Why on earth did they discontinue this machine? It was the bestest idea ever... especially as mid-gauge machines aren't packed into proper metal containers like all the metal bed machines. And how portable to take to knitting classes.

They never come up for sale here in the UK, the only ones i can find are from the US but shipping/customs costs are too prohibitive...

The next best match looks to be the HK160, a mid gauge with punchcard reader, it does fairisle as well. If anyone is selling theirs in the UK do let me know


----------



## hannahb2014

Just out of curiosity, what are the MK70 and HK160 like to knit on compared to other mid gauge machines?
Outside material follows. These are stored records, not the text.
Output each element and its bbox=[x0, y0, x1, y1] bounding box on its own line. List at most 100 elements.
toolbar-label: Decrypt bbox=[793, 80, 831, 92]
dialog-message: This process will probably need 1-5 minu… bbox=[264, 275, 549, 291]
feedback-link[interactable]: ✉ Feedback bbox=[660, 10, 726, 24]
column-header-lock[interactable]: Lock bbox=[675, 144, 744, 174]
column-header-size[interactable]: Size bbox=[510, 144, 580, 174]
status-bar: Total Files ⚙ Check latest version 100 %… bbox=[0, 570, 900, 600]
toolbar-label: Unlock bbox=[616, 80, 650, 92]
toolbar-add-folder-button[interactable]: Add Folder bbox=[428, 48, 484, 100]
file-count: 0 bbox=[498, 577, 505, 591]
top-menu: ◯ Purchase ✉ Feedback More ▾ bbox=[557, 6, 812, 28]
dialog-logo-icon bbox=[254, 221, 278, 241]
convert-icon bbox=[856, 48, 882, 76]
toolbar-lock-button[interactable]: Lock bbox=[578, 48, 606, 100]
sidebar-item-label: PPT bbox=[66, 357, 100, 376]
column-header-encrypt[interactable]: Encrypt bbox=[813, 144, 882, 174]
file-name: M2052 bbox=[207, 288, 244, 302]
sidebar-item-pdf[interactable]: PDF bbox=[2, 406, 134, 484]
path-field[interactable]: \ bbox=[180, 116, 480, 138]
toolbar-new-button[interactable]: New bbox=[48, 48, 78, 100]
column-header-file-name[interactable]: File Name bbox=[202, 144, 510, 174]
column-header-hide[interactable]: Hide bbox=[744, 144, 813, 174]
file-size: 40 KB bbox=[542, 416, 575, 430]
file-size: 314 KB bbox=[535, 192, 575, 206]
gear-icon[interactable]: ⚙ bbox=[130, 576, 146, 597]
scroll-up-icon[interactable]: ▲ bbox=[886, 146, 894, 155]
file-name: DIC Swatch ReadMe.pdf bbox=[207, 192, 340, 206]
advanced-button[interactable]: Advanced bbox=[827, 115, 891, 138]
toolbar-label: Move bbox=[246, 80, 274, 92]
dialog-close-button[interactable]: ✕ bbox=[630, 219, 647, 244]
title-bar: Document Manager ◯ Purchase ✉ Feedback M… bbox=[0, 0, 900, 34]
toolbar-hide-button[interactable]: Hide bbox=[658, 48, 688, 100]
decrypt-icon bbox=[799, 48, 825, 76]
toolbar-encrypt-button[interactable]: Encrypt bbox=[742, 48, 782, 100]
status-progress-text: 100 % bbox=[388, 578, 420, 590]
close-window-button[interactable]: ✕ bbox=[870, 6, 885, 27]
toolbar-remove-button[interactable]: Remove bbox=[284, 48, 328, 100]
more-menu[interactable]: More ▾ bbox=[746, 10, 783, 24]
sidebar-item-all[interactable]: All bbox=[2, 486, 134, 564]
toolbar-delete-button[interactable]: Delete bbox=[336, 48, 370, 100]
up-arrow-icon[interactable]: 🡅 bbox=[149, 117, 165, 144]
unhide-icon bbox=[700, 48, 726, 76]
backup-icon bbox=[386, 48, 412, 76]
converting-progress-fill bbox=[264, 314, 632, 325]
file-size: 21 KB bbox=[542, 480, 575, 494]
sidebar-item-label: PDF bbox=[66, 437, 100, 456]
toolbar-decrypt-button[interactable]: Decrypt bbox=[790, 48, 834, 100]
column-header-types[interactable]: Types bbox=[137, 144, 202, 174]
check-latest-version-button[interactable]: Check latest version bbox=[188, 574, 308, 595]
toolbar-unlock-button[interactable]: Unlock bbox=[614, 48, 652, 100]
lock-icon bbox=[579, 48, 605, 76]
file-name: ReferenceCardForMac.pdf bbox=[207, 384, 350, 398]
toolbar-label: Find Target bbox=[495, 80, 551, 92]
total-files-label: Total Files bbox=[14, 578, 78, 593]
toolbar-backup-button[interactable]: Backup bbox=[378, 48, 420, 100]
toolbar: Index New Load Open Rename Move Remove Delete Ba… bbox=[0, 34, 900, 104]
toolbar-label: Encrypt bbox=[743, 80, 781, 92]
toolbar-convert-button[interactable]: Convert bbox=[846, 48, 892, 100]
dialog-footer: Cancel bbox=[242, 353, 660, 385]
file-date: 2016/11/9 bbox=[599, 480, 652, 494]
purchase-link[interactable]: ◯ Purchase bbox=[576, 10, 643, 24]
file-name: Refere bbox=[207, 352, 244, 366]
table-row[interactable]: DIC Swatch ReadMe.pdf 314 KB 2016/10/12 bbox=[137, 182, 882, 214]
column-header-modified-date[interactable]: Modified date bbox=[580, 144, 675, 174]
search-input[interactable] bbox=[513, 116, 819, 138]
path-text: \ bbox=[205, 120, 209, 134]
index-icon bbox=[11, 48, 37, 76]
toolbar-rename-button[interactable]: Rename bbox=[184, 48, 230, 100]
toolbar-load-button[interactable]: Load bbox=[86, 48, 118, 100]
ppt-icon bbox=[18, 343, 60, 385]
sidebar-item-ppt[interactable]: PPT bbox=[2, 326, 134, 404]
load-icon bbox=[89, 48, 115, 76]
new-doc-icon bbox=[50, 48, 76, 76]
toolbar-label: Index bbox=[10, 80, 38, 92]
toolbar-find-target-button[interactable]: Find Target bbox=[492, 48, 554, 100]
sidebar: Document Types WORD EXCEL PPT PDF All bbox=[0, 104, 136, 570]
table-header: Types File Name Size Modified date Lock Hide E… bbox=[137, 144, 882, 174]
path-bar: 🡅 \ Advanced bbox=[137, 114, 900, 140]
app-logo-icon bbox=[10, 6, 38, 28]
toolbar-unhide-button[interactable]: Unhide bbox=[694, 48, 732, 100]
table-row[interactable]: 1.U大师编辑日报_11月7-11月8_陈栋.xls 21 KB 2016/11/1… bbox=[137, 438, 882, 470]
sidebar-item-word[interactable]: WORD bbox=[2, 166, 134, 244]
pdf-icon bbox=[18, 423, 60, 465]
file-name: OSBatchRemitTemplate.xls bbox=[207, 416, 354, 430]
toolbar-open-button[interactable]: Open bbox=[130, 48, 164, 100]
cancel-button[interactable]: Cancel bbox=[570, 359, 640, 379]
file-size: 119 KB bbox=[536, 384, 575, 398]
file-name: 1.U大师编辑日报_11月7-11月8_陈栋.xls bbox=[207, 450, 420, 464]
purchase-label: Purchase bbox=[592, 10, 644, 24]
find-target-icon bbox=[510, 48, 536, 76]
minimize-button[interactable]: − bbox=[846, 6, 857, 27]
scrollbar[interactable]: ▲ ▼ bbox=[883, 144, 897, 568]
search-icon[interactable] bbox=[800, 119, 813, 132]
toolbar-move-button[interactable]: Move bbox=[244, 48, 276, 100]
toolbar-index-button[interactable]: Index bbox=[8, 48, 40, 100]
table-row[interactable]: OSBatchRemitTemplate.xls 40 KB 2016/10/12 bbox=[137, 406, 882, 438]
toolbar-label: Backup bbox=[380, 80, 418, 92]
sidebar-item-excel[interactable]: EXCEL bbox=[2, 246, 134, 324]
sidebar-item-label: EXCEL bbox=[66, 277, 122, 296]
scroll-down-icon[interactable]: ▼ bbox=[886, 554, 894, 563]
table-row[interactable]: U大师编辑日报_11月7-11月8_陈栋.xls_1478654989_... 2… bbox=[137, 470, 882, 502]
I like the look of these machines as there seems to be more possibilities compared to the LK150, which doesn't have a punchcard reader or fairisle built in... these older machines seem to have more bells and whistles!


----------



## susieknitter

hannahb2014 said:


> Just out of curiosity, what are the MK70 and HK160 like to knit on compared to other mid gauge machines? I like the look of these machines as there seems to be more possibilities compared to the LK150, which doesn't have a punchcard reader or fairisle built in... these older machines seem to have more bells and whistles!


I have a MK70. Must admit I haven't used it much, but it is a smashing machine that knits a lovely fabric easily.


----------